Controlling movement through thought alone

A man with paralysis of all four limbs could directly control objects around him – open simulated email, play a game of Pong, adjust the volume on the television set – using only his thoughts. These pilot clinical trial findings, featured on the cover of Nature, mark a major advance in neuroscience, one that offers hope to people with severe motor impairments.

The Nature article is the first to provide in-depth scientific findings from the pilot trial of a device called BrainGate, a brain-to-movement system created and tested by Cyberkinetics Neurotechnology Systems Inc. Cyberkinetics, the forerunner of Cyberkinetics Neurotechnology Systems Inc. was founded in 2001 under a licensing agreement with the Brown University Research Foundation. Brown faculty and students created the company based on research and technology developed in the laboratory of neuroscientist John Donoghue, the Henry Merritt Wriston Professor and director of the Brain Science Program.

BrainGate consists of a surgically implanted sensor that records the activity of dozens of brain cells simultaneously.
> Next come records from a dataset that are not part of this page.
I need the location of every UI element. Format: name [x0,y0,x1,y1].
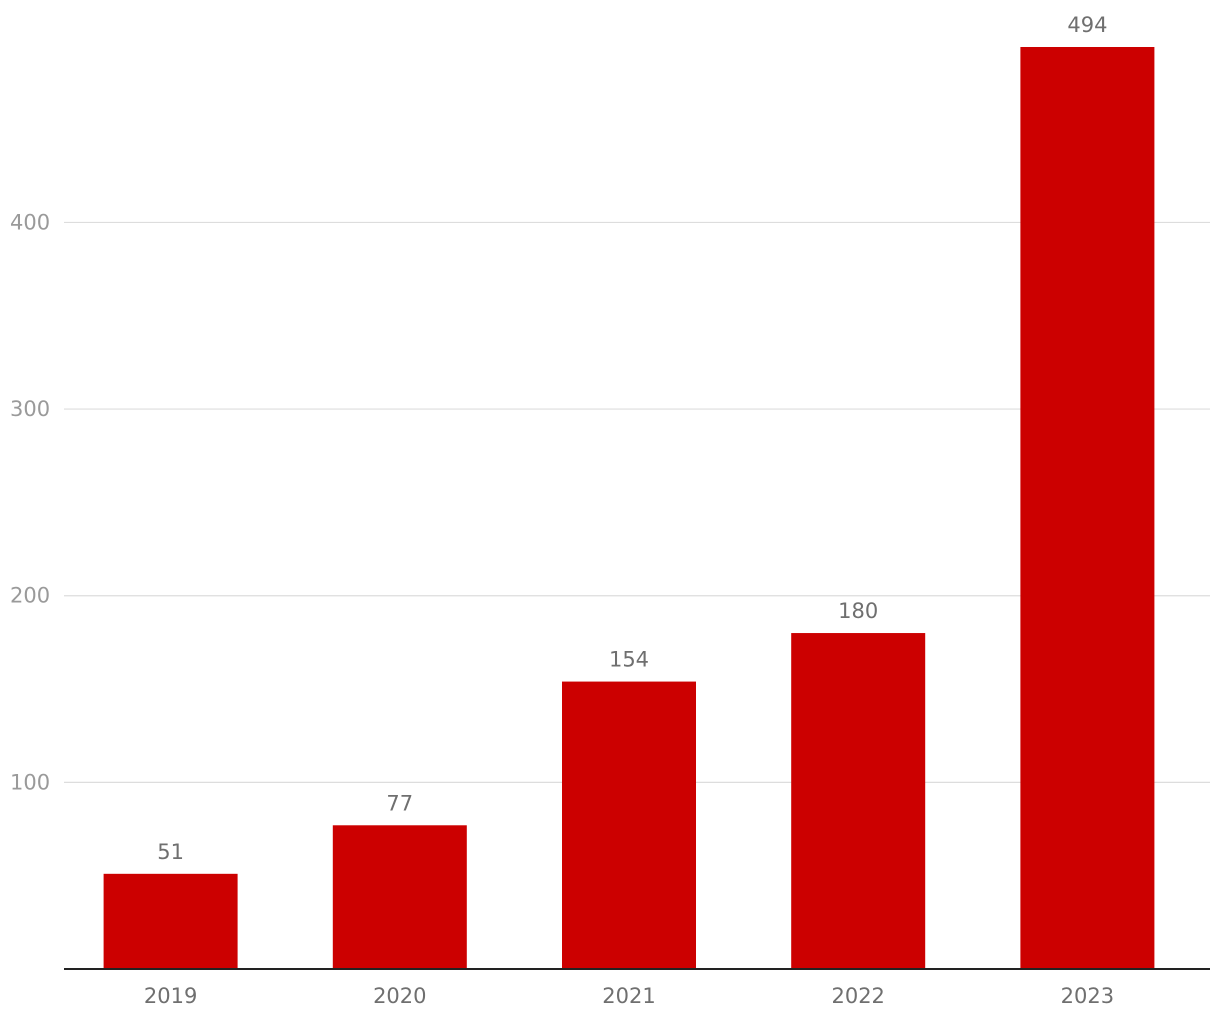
y-tick-label: 300 [10,397,50,421]
x-tick-label-2021: 2021 [602,984,655,1008]
bars [103,47,1155,969]
data-label-2023: 494 [1067,13,1107,37]
y-tick-label: 100 [10,770,50,794]
y-tick-label: 200 [10,584,50,608]
bar-2022 [791,633,926,969]
data-labels: 51 77 154 180 494 [157,13,1107,864]
x-tick-label-2022: 2022 [831,984,884,1008]
bar-2021 [562,681,696,969]
bar-2019 [103,873,238,969]
data-label-2020: 77 [386,791,413,815]
x-tick-label-2019: 2019 [144,984,197,1008]
data-label-2021: 154 [609,648,649,672]
data-label-2019: 51 [157,840,184,864]
bar-2023 [1020,47,1155,969]
data-label-2022: 180 [838,599,878,623]
y-axis-tick-labels: 100 200 300 400 [10,210,50,794]
y-tick-label: 400 [10,210,50,234]
x-tick-label-2020: 2020 [373,984,426,1008]
x-axis-tick-labels: 2019 2020 2021 2022 2023 [144,984,1114,1008]
bar-2020 [332,825,467,969]
x-tick-label-2023: 2023 [1061,984,1114,1008]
The system also decodes these signals in real time to control a computer or other external devices. In the future, BrainGate could control wheelchairs or prosthetic limbs. The long-term goal: Pairing BrainGate with a muscle stimulator system – which would allow people with paralysis to move their limbs again.

In the Nature article, the authors describe the experience of the first trial patient, a 25-year-old man with spinal cord injury, as he used the device for nine months of the 12-month study period. The team also discusses the initial performance of a second trial patient, a 55-year-old man with spinal cord injury.

Based on the experience of these patients, the team outlines three key findings:

movement signals persist in the primary motor cortex, the area of the brain responsible for movement, long after a spinal cord injury;
spiking from many neurons – the language of the brain – can be recorded and routed outside the human brain and decoded into command signals;
paralyzed humans can directly and successfully control external devices, such as a computer cursor and robotic limb, using these neural command signals.
“We found that cortical activity can be modulated voluntarily even years after spinal cord injury,” said Leigh Hochberg, M.D., a Brown alumnus and lead author of the article. “Some researchers might have predicted that this part of the brain would alter its function dramatically after the spinal cord was injured. But that doesn’t seem to be the case. The movement-related signals are still there.

“What’s truly exciting is this: The cortical activity of a person with spinal cord injury, controlling a device simply by intending to move his own hand, is similar to the brain activity seen during preclinical studies of monkeys actually using their hands,” Hochberg said. “Whether it is real or attempted movement, neurons seem to respond with similar firing patterns.”

Hochberg is an investigator in neuroscience at Brown and a neurologist at Massachusetts General Hospital, Spaulding Rehabilitation Hospital and Brigham and Women’s Hospital. Hochberg is also an instructor at Harvard Medical School and an associate investigator with the Rehabilitation Research and Development Service at the Providence VA Medical Center.

Donoghue, senior author of the article and chief scientific officer at Cyberkinetics, noted that technical problems arose during the pilot trial, including signal decline after months of recording. However, the patients’ control of the computer cursor and other devices was largely reliable. The first patient, for example, executed simple tasks such as moving a cursor to a target on a computer screen with 75 to 85 percent accuracy over many sessions. He also controlled a robotic arm, picking up pieces of hard candy and dropping them into a technician’s hand.

“What is also encouraging is the immediate response from the brain,” Donoghue said. “When asked to ‘think right’ or ‘think left,’ patients were able to change their neural activity immediately. And their use of the device is seemingly easy. Patients can control the computer cursor and carry on a conversation at the same time, just as we can simultaneously talk and use our computers.”

BrainGate is based on more than a decade of basic neuroscience research in the Donoghue lab, much of it funded by the National Institute of Neurological Disorders and Stroke, and much of it conducted by students. After proving the concept for BrainGate in experiments with monkeys, Donoghue and three Brown colleagues created Cyberkinetics to take their idea from bench to clinical trial.